Les retraites dans l'obscurité (mun mtshams) sont parmi les pratiques les plus secrètes du bouddhisme tantrique. On les rencontre dans la plupart des écoles tibétaines, avec une prépondérance peut-être plus forte chez les adeptes du Kâlacakratantra et plus encore chez les Nyingmapas et les Bönpos. Dans ces deux dernières écoles, ces retraites dans l'obscurité sont intimement associées au système de la Grande Perfection (rDzogs chen) et durent en général quarante-neuf jours, comme les quarante-neuf jours de l'état post-mortem (bar do).
Dans le Kâlacakratantra, ce type de retraites est intégré à la pratique du “yoga de la nuit” (mtshan mo'i rnal 'byor), l'un des deux yogas principaux (l'autre état le yoga du jour, nyin mo'i rnal 'byor) qui articulent la pratique principale (dngos gzhi) de ce tantra. Les retraites dans l'obscurité sont conduites dans une cellule totalement imperméable à la lumière et, dans ce but, les côtés extérieurs et intérieurs des murs de la pièce sont soigneusement enduits avec de l'argile pour combler tout interstice susceptible de laisser entrer la moindre lumière.
La pratique yogique exécutée dans cette retraite est des plus simples. L’adepte s’installe dans la posture adamantine en joignant les mains au niveau du nombril. Selon les diverses traditions internes du Kâlacakra, le yogi doit diriger le regard vers le haut, comme s’il contemplait le ciel au-dessus de lui ou bien se concentrer entre les sourcils, la direction des yeux jouant dans cette optique un simple rôle de soutien de la concentration.

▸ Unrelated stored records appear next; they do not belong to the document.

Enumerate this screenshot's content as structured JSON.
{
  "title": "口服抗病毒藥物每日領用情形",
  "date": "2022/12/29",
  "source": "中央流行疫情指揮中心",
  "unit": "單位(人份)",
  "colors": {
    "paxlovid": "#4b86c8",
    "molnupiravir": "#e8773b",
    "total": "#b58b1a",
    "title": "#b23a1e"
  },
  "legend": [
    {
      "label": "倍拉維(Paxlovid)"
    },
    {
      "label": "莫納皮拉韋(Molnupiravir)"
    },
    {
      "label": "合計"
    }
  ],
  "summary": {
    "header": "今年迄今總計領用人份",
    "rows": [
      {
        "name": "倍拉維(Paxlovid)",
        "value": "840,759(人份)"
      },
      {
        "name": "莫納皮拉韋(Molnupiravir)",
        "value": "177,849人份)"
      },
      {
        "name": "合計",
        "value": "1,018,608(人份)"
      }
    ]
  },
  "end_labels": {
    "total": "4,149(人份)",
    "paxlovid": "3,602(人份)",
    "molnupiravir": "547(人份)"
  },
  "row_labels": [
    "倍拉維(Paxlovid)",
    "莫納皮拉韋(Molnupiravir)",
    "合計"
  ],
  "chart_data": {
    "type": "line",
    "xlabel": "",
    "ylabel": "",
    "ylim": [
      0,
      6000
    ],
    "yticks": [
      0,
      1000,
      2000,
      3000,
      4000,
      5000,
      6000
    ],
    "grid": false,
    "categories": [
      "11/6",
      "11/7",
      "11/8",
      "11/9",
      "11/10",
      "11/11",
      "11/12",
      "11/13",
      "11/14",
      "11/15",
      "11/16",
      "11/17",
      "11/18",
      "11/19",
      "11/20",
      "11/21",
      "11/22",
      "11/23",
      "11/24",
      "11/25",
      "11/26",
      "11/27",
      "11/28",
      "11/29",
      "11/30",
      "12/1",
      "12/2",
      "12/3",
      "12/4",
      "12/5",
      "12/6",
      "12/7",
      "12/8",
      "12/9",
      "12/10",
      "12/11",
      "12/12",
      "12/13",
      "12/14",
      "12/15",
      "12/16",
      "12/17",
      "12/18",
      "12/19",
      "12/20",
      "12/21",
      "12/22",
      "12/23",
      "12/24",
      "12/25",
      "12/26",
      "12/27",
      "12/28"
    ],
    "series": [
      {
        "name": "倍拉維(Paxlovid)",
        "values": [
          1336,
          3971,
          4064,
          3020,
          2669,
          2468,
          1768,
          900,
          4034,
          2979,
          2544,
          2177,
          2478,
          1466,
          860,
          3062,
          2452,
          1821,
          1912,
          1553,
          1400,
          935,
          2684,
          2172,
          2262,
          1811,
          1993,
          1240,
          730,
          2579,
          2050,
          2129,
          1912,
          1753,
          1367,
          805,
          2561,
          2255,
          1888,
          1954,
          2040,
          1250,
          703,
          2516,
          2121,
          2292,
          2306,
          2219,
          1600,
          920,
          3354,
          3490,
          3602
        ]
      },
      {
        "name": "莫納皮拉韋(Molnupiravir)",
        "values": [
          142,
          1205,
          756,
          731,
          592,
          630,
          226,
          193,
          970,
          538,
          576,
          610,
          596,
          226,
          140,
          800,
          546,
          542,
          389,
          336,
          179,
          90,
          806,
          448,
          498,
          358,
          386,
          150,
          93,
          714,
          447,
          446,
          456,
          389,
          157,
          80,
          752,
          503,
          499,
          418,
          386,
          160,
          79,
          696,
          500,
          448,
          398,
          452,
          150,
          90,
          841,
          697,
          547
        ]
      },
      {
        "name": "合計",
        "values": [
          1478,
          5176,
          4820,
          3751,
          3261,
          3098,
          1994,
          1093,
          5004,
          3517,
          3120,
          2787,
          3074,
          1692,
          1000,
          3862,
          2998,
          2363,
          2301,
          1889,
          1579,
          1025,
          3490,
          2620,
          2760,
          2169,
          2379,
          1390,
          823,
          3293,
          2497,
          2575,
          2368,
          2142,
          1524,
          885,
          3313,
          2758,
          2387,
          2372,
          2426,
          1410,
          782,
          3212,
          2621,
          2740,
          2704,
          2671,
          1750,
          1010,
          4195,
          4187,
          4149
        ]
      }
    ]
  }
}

Dans les deux cas, l’exercice est pratiqué pour faire pénétrer les souffles internes du corps à l’intérieur du canal central (rtsa dbu ma). Il est poursuivit avec zèle jusqu’à l’apparition de signes exprimés au travers d’expériences visionnaires parfaitement définies, comme des visions de fumées, de mirages, de lucioles, d’éclairs, de brumes sombres, etc.
Ces signes indiquent l’entrée effective des souffles à l’intérieur du canal central. Lorsque la pratique est arrivée à ce niveau, l’adepte visualise alors une petite sphère noire positionnée dans le canal central, au niveau de l’espace intersourcillier, dans laquelle il imaginera la divinité Kâlacakra en union avec son Epouse, paré de tous les atours du Corps de Jouissance (longs spyod sku).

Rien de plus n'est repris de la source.